Independent research on Paired-Acquisition Neural Factorization for computational pathology representation identifiability.
I use Paired-Acquisition Neural Factorization as the logical method name. It is not a brand name. The method uses paired acquisitions of the same underlying tissue to factor frozen pathology embeddings into:
- a scanner-suppressed tissue factor;
- an acquisition-specific factor.
The research question is whether paired acquisitions can preserve tissue identity while reducing linearly recoverable scanner signal in the tissue factor.
I am not claiming that this proves disease biology. I am making a narrower representation-identifiability claim.

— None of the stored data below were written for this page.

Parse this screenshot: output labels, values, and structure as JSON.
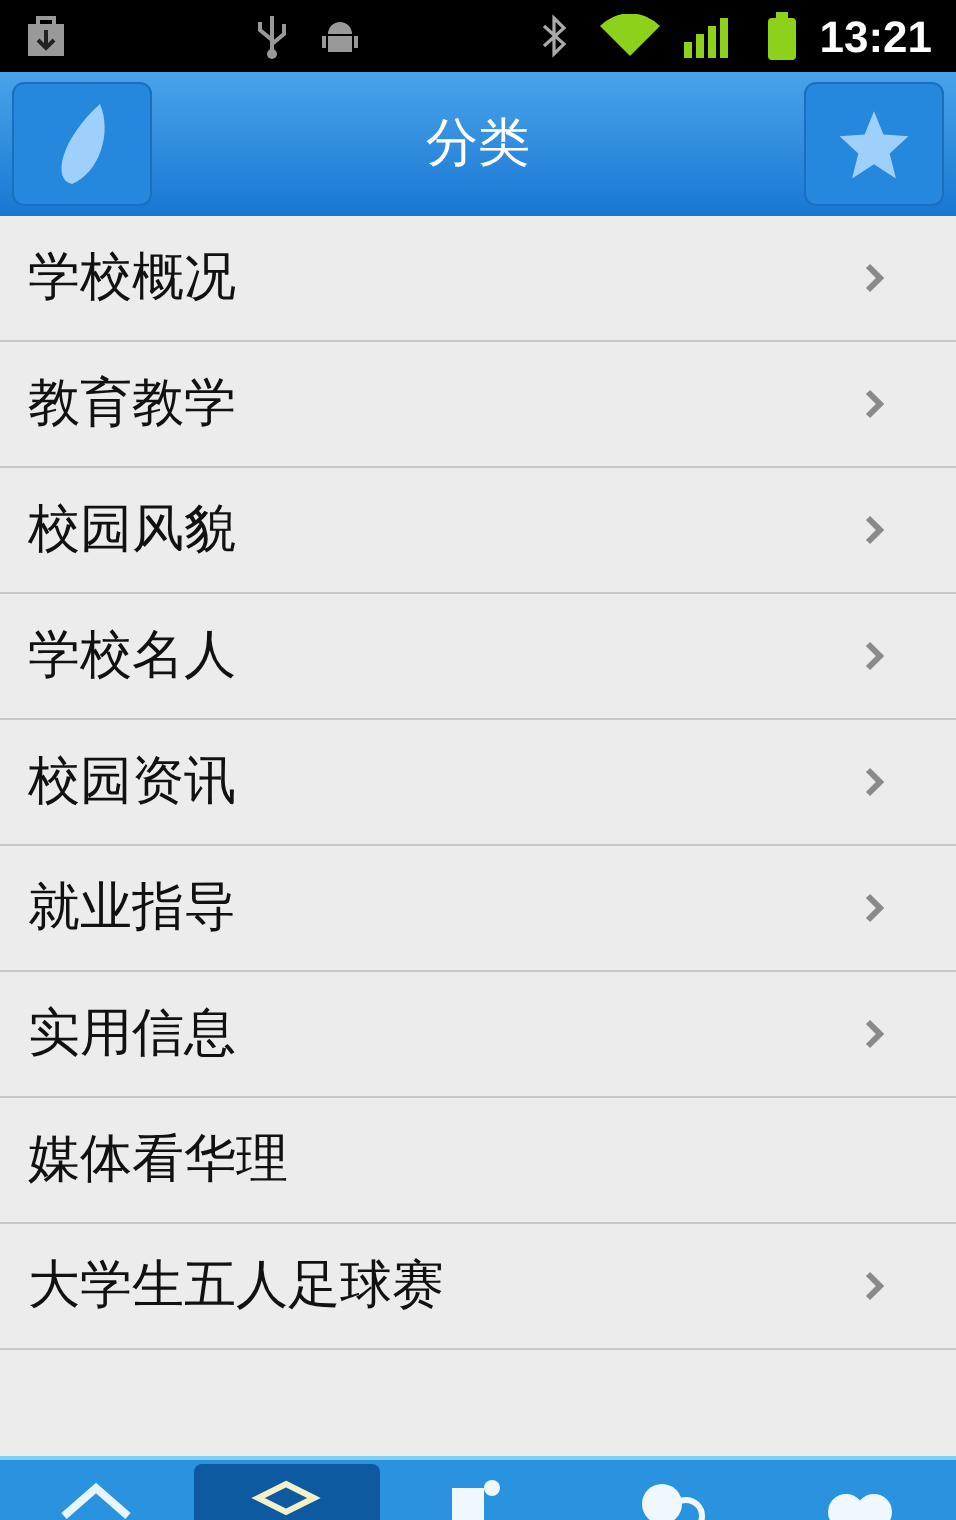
{
  "status_bar": {
    "time": "13:21"
  },
  "header": {
    "title": "分类"
  },
  "items": [
    {
      "label": "学校概况",
      "has_arrow": true
    },
    {
      "label": "教育教学",
      "has_arrow": true
    },
    {
      "label": "校园风貌",
      "has_arrow": true
    },
    {
      "label": "学校名人",
      "has_arrow": true
    },
    {
      "label": "校园资讯",
      "has_arrow": true
    },
    {
      "label": "就业指导",
      "has_arrow": true
    },
    {
      "label": "实用信息",
      "has_arrow": true
    },
    {
      "label": "媒体看华理",
      "has_arrow": false
    },
    {
      "label": "大学生五人足球赛",
      "has_arrow": true
    }
  ],
  "tab_bar": [
    {
      "kind": "home",
      "selected": false
    },
    {
      "kind": "layers",
      "selected": true
    },
    {
      "kind": "news",
      "selected": false
    },
    {
      "kind": "chat",
      "selected": false
    },
    {
      "kind": "heart",
      "selected": false
    }
  ]
}
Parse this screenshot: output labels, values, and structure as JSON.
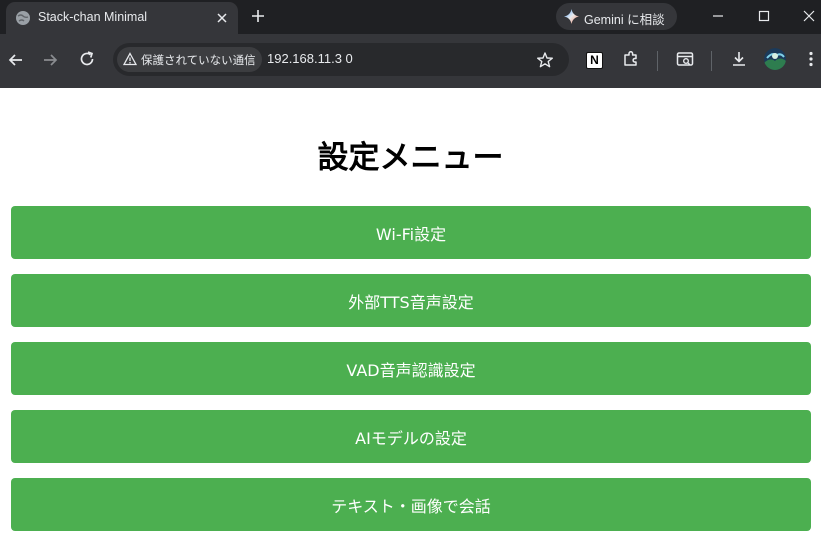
{
  "browser": {
    "tab": {
      "title": "Stack-chan Minimal"
    },
    "gemini_label": "Gemini に相談",
    "address": {
      "security_label": "保護されていない通信",
      "url": "192.168.11.3 0"
    },
    "extension_letter": "N"
  },
  "page": {
    "title": "設定メニュー",
    "menu": [
      {
        "label": "Wi-Fi設定"
      },
      {
        "label": "外部TTS音声設定"
      },
      {
        "label": "VAD音声認識設定"
      },
      {
        "label": "AIモデルの設定"
      },
      {
        "label": "テキスト・画像で会話"
      }
    ]
  },
  "colors": {
    "button_bg": "#4caf50",
    "button_text": "#ffffff",
    "chrome_dark": "#1f2023",
    "toolbar": "#35363a"
  }
}
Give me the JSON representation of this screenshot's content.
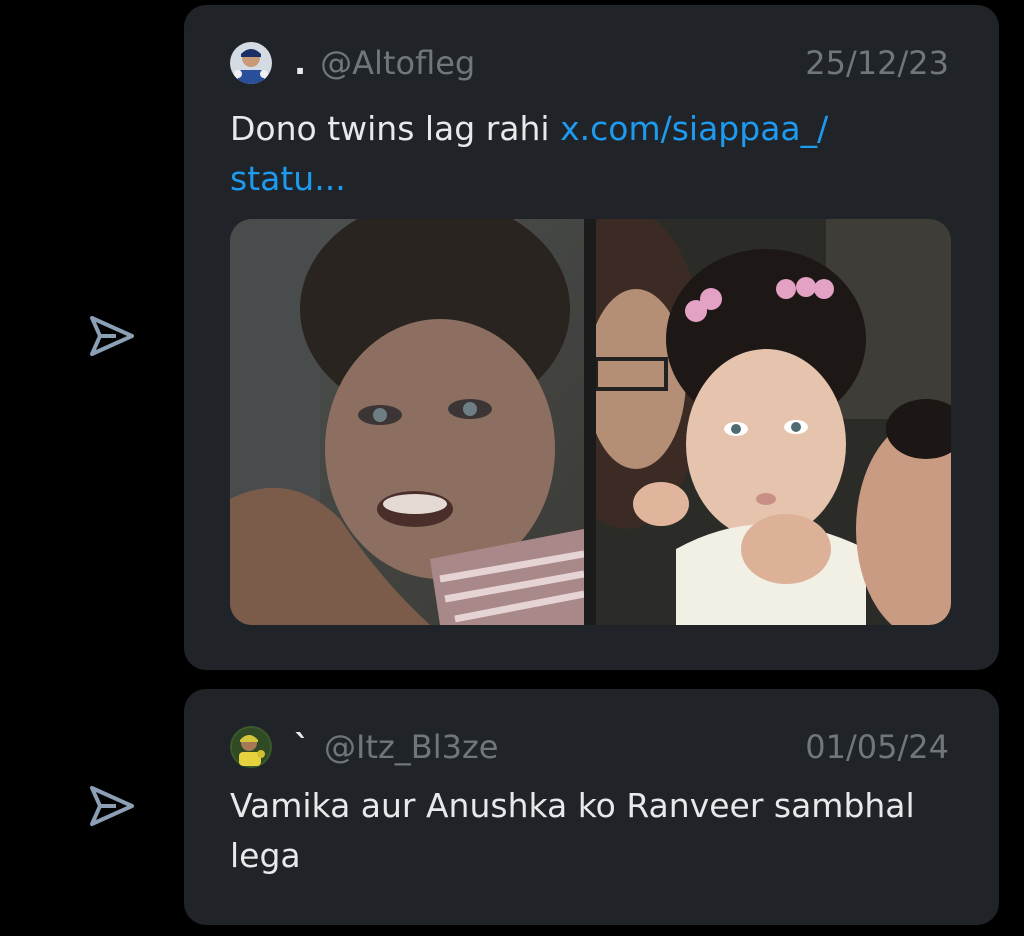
{
  "thread": [
    {
      "display_name": ".",
      "handle": "@Altofleg",
      "date": "25/12/23",
      "text": "Dono twins lag rahi ",
      "link": "x.com/siappaa_/ statu...",
      "media": {
        "left_image": "baby-photo-left",
        "right_image": "baby-photo-right"
      },
      "avatar_icon": "cricket-avatar-icon",
      "send_icon": "send-icon"
    },
    {
      "display_name": "`",
      "handle": "@Itz_Bl3ze",
      "date": "01/05/24",
      "text": "Vamika aur Anushka ko Ranveer sambhal lega",
      "avatar_icon": "cricket-avatar-icon",
      "send_icon": "send-icon"
    }
  ],
  "colors": {
    "background": "#000000",
    "card": "#202327",
    "text_primary": "#e7e9ea",
    "text_secondary": "#71767b",
    "link": "#1d9bf0",
    "send_icon": "#8b9fb5"
  }
}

| Research line | Dataset | Question | Current evidence |
|---|---|---|---|
| Paired-Acquisition Neural Factorization | SCORPION | Can paired acquisitions separate tissue identity from scanner signal? | Frozen five-fold and cross-backbone transfer across DINOv2, Phikon, and ResNet50 |
| External paired-acquisition validation | Multi-Scanner Canine SCC | Does the locked objective transfer to an independent paired-scanner benchmark? | DINOv2 five-fold sample-blocked external test: scanner probe 0.7529 to 0.3614, cosine improved, retrieval preserved |
| Pair-repeat allocation | Matched-budget controls | Is representation quality driven more by unique biological pair diversity or repeated anchors? | More unique biological pairs improved biological consistency and factor separation at matched budgets of 6,400 and 12,800 pair presentations |
| CAMELYON17 center-subspace projection mechanism branch | CAMELYON17 / WILDS | Can source-center leakage be attenuated while preserving tumor signal? | v7 supervised center-subspace projection reduced center accuracy while preserving tumor AUC near 0.9903 |
| TransnnMIL | PANDA | How should foundation-model feature bags be aggregated for whole-slide grading? | Stabilized multi-seed PANDA validation against mean pooling and AttentionMIL |
| Federated Learning for Computational Pathology | CAMELYON17 / WILDS | How do institutional weighting rules affect held-out-center generalization? | Feature-level external-center comparisons and controlled aggregation stress tests |
| Study package | Scope | Repository status |
|---|---|---|
| SCORPION core paired-acquisition factorization | Primary paired-scanner method study on 48 original human H&E slides, five scanners, and three feature families | repository; PDF |
| External canine SCC validation | Independent five-scanner paired-acquisition validation of the locked neural factorization objective | repository; PDF |
| Pair-repeat allocation study | Matched-budget test of whether unique biological pair diversity improves factor separation more than repeated-anchor allocation | repository; PDF |
Verified child-package repositories and PDFs are linked from the public view.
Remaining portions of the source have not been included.